In her interview, Grendell, 75, expressed frustrations and difficulties with accessing this information from ODH.
House Bill 624 would force ODH to publish a new piece of information — the number of people who died with COVID-19 and a comorbidity.
Here, Grendell falsely claimed that people who have COVID-19 are dying of other causes. In reality, people with underlying conditions are more vulnerable to COVID-19. As many as 6 in 10 Americans have one of these long-term conditions like obesity, heart disease, COPD, diabetes and others. About 4 in 10 have two or more of these conditions.
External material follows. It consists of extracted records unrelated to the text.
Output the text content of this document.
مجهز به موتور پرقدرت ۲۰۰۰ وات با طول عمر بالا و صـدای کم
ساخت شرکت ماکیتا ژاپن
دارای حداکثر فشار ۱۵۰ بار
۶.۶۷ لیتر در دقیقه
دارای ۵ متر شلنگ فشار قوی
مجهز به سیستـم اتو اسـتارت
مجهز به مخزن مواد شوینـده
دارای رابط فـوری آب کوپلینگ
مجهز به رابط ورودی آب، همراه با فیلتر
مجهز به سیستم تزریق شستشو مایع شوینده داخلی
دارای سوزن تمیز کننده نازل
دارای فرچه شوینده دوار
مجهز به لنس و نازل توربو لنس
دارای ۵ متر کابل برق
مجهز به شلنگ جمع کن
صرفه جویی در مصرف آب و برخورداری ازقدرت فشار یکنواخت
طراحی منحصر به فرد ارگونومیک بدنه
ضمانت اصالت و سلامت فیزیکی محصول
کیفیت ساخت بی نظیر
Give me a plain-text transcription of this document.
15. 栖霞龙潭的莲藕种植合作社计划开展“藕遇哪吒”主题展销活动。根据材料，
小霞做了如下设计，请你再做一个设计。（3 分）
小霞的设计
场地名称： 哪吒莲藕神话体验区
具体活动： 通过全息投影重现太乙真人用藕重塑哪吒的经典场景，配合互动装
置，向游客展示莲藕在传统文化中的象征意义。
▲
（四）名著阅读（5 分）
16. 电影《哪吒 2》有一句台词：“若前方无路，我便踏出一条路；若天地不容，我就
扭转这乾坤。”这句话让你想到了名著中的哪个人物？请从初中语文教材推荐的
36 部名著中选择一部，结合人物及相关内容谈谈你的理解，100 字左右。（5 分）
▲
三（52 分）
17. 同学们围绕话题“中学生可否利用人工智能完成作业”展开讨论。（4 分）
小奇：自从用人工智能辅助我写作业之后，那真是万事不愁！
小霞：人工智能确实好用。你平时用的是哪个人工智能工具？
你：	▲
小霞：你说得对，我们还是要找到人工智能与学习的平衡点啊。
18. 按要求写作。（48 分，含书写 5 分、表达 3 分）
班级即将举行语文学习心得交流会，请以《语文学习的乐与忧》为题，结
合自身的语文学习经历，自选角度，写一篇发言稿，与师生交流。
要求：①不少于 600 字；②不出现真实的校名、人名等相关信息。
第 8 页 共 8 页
The CDC’s case definition of a COVID-19 death requires a death certificate to state COVID-19 was a “cause of death or a significant condition contributing” to death.
“The daily COVID death numbers are but a small fraction of the overall daily numbers,” Grendell said. “But the way they are reporting them makes it appear that COVID is the primary cause of death, and it clearly is not.”
She also criticized modeling the health department released roughly seven months ago that she said overestimated the caseload. Her legislation would force ODH to release the methodology of the modeling.
The Cincinnati Enquirer reported in August that Ohio had stopped relying on modelling to guide policy decisions — instead, officials use the Public Health Advisory System, which is comprised of real-time metrics like new case rates and hospital visits.
The House of Representatives passed Grendell’s bill in June on a party line 61-34 vote. During committee, a potpourri of proponents testified on its behalf including Tim Grendell (Diane Grendell’s husband and a court of common pleas judge) and various individuals affiliated with Ohio’s anti-vaccine political groups.
Grendell has served on and off as a state lawmaker and state appellate court judge. She has no background in medicine or infectious disease.
Skepticism of COVID-19 data, while unfounded, has been echoed by Republicans throughout Ohio’s state government, largely without evidence.
A state Senator referred to ODH’s “fake data” in an interview. The state auditor is probing the accuracy of ODH’s data. The former House Speaker baselessly claimed ODH inflated its case counts by a factor of somewhere between two and 15.
Sen. Kristina Roegner, R-Hudson, who is a lead sponsor of separate legislation attacking the health department, said in committee she supports what Grendell is doing with her bill.
Wrapping up her testimony, Grendell said the legislation will help ensure the public knows the truth about what’s happening.
“An informed public is the essence of a working democracy,” she said.